March 17, 2023
Emboldened by an unprecedented third term, Chinese President Xi’s ambitions are inciting many firsts. In a meeting with members of the Chinese private sector in early March, President Xi accused Washington of enacting a policy of “containment” towards China- a term fraught with negative historic connotation and economic implications. This inaccurate, binary description of the relationship supports Xi’s recently announced vision of a new world order, “the global civilization initiative”, which unsurprisingly seeks to put China at the helm and minimize Washington. But Xi’s attempts to reinvent Chinese foreign policy and capitalize on the global uncertainty stemming from the Russian invasion of Ukraine are not going unchallenged.
It’s also increasingly clear that China’s demands as the world’s second largest economy are what’s informing its new geopolitical strategy. Last Friday, China brokered a historic deal between Iran and Saudi Arabia. It’s unusual for Beijing to step into the role of global mediator, but China is now Saudi Arabia’s top trading partner, and regional stability in the Gulf has assumed new significance. With its great energy dependence and appetite, China can’t afford unstable suppliers, and we can anticipate Beijing to again take up the role of global statesman in other regions where its economic interests are at stake.
It’s also in Russia’s interest to have a stable Gulf as its economic relations and weapons-dependence on Iran have increased over the course of its Ukraine invasion.

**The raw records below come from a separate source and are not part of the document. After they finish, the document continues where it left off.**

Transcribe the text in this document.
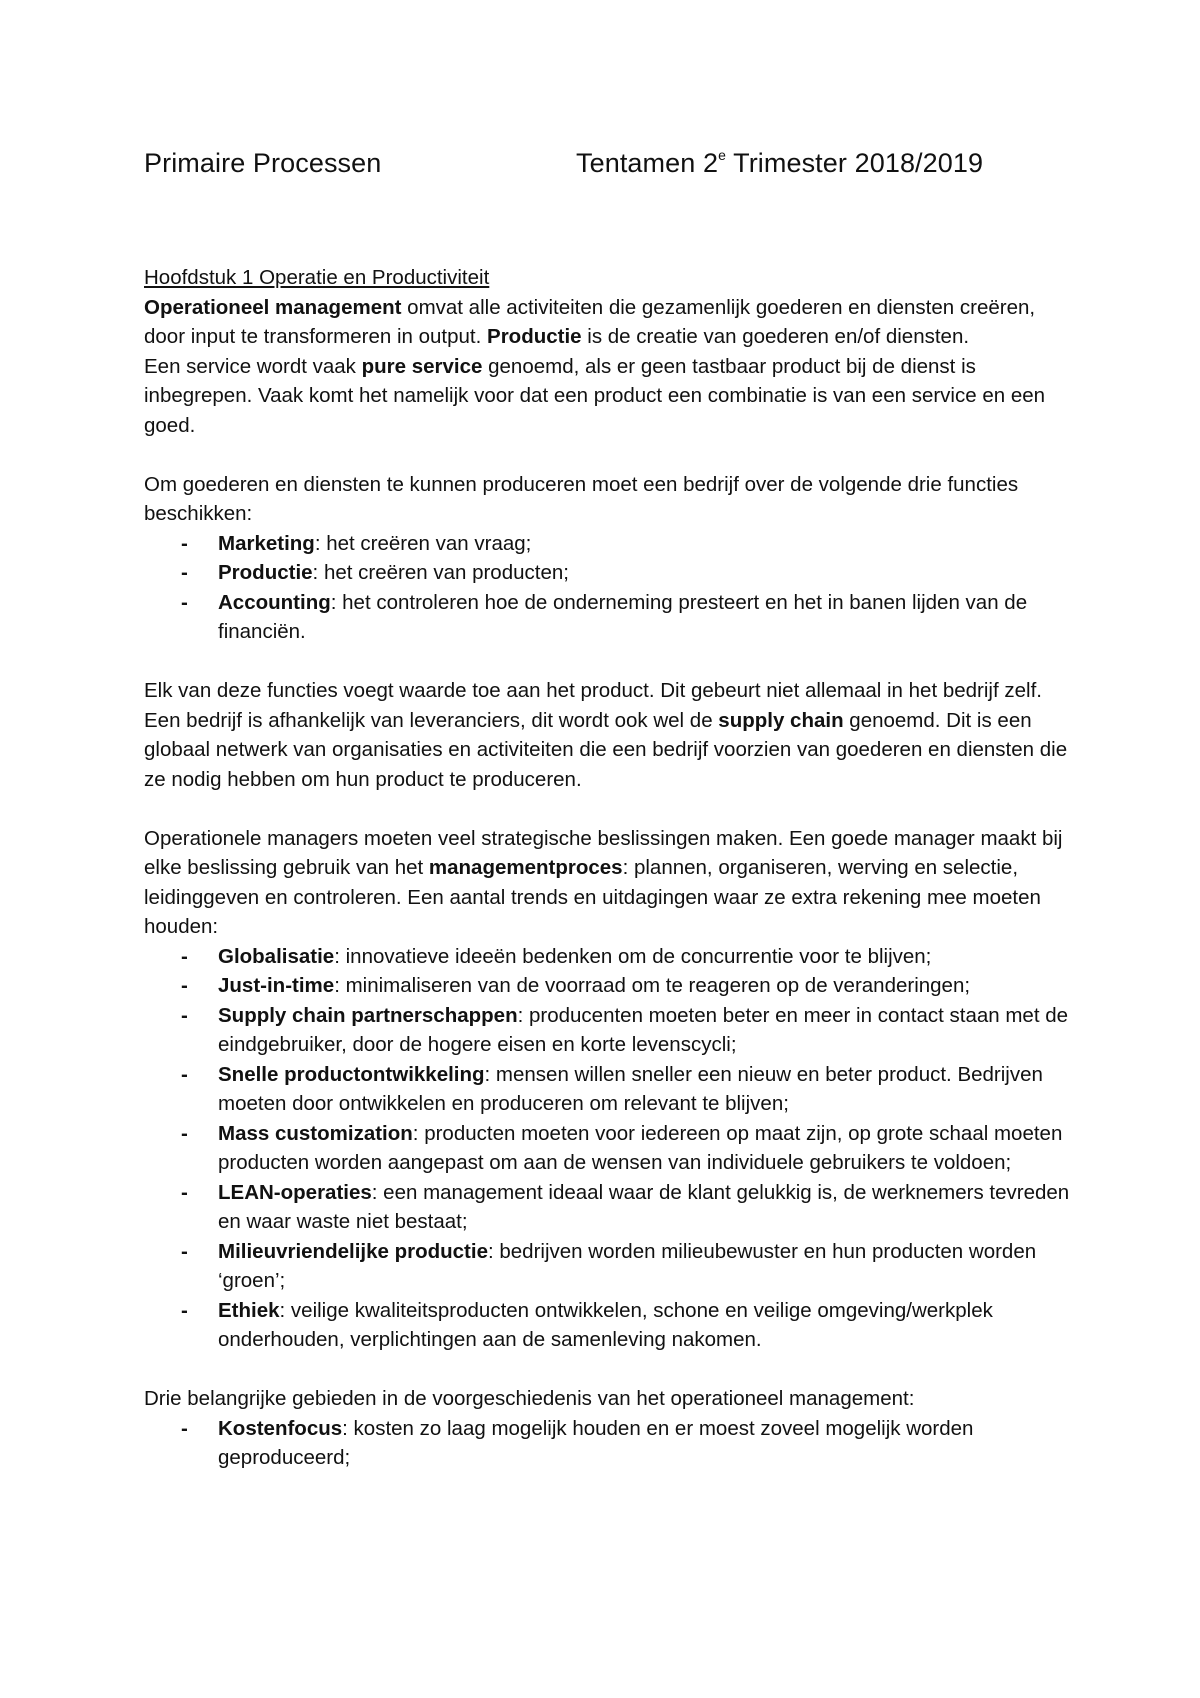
Primaire Processen	Tentamen 2e Trimester 2018/2019

Hoofdstuk 1 Operatie en Productiviteit

Operationeel management omvat alle activiteiten die gezamenlijk goederen en diensten creëren, door input te transformeren in output. Productie is de creatie van goederen en/of diensten.

Een service wordt vaak pure service genoemd, als er geen tastbaar product bij de dienst is inbegrepen. Vaak komt het namelijk voor dat een product een combinatie is van een service en een goed.

Om goederen en diensten te kunnen produceren moet een bedrijf over de volgende drie functies beschikken:

- Marketing: het creëren van vraag;
- Productie: het creëren van producten;
- Accounting: het controleren hoe de onderneming presteert en het in banen lijden van de financiën.

Elk van deze functies voegt waarde toe aan het product. Dit gebeurt niet allemaal in het bedrijf zelf. Een bedrijf is afhankelijk van leveranciers, dit wordt ook wel de supply chain genoemd. Dit is een globaal netwerk van organisaties en activiteiten die een bedrijf voorzien van goederen en diensten die ze nodig hebben om hun product te produceren.

Operationele managers moeten veel strategische beslissingen maken. Een goede manager maakt bij elke beslissing gebruik van het managementproces: plannen, organiseren, werving en selectie, leidinggeven en controleren. Een aantal trends en uitdagingen waar ze extra rekening mee moeten houden:

- Globalisatie: innovatieve ideeën bedenken om de concurrentie voor te blijven;
- Just-in-time: minimaliseren van de voorraad om te reageren op de veranderingen;
- Supply chain partnerschappen: producenten moeten beter en meer in contact staan met de eindgebruiker, door de hogere eisen en korte levenscycli;
- Snelle productontwikkeling: mensen willen sneller een nieuw en beter product. Bedrijven moeten door ontwikkelen en produceren om relevant te blijven;
- Mass customization: producten moeten voor iedereen op maat zijn, op grote schaal moeten producten worden aangepast om aan de wensen van individuele gebruikers te voldoen;
- LEAN-operaties: een management ideaal waar de klant gelukkig is, de werknemers tevreden en waar waste niet bestaat;
- Milieuvriendelijke productie: bedrijven worden milieubewuster en hun producten worden ‘groen’;
- Ethiek: veilige kwaliteitsproducten ontwikkelen, schone en veilige omgeving/werkplek onderhouden, verplichtingen aan de samenleving nakomen.

Drie belangrijke gebieden in de voorgeschiedenis van het operationeel management:

- Kostenfocus: kosten zo laag mogelijk houden en er moest zoveel mogelijk worden geproduceerd;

But as Russia continues to attack Ukraine with no discernable end in sight, China might be angling to serve as a mediator between the battling nations. There are economic implications here as well- China’s trade with Russia hit a record high of $190 billion last year. Riding his success as a Gulf negotiator, Xi is anticipated to travel to Russia as soon as next week and he’s expected to have a phone call with Ukrainian President Zelenskyy after the visit. This would reportedly be the first conversation that the two leaders have had since the onset of the war.
But just as Xi has been establishing political alliances in its effort to take the global lead, Chinese efforts have incited the need for stronger alliances among its adversaries. On Thursday, Japan and South Korea met in Tokyo for their first summit in over a decade. Hours before the meeting, North Korea expressed itself by launching a long-range missile that landed in waters west of Japan. The threat from China and North Korea has necessitated that Japan and South Korea overcome their historic disputes and rebuild their economic and security relations; further developments here are anticipated.
In addition, the Australia-United Kingdom-United States “AUKUS” security pact, founded in fall 2021, is advancing its efforts to increase security in the Indo-Pacific region. This week, the trio announced that Australia will be getting its first nuclear-powered submarines, a least three of them from the United States. The issue of owning a nuclear-powered fleet has been contentious in Australia, which is committed to being a nuclear-free country. President Biden was quick to stress that the subs would be nuclear-powered, not nuclear armed, but it’s the Chinese who appear most miffed.
The subs will grant Australia with the ability to travel farther and more quickly, and potentially carry out long-range strikes as needed. The nuclear fleet underscores the imperative for regional security and the threat imparted by Beijing. While Washington’s previous efforts on Asian security were primarily in the form of bilateral agreements, there is now an incentive to empower independent interactions among regional allies. But it’s murky territory, as by now many regional players like Australia have strong trade relationships with China, and it’s unclear if Beijing will seek to economically punish them for upping their physical defense.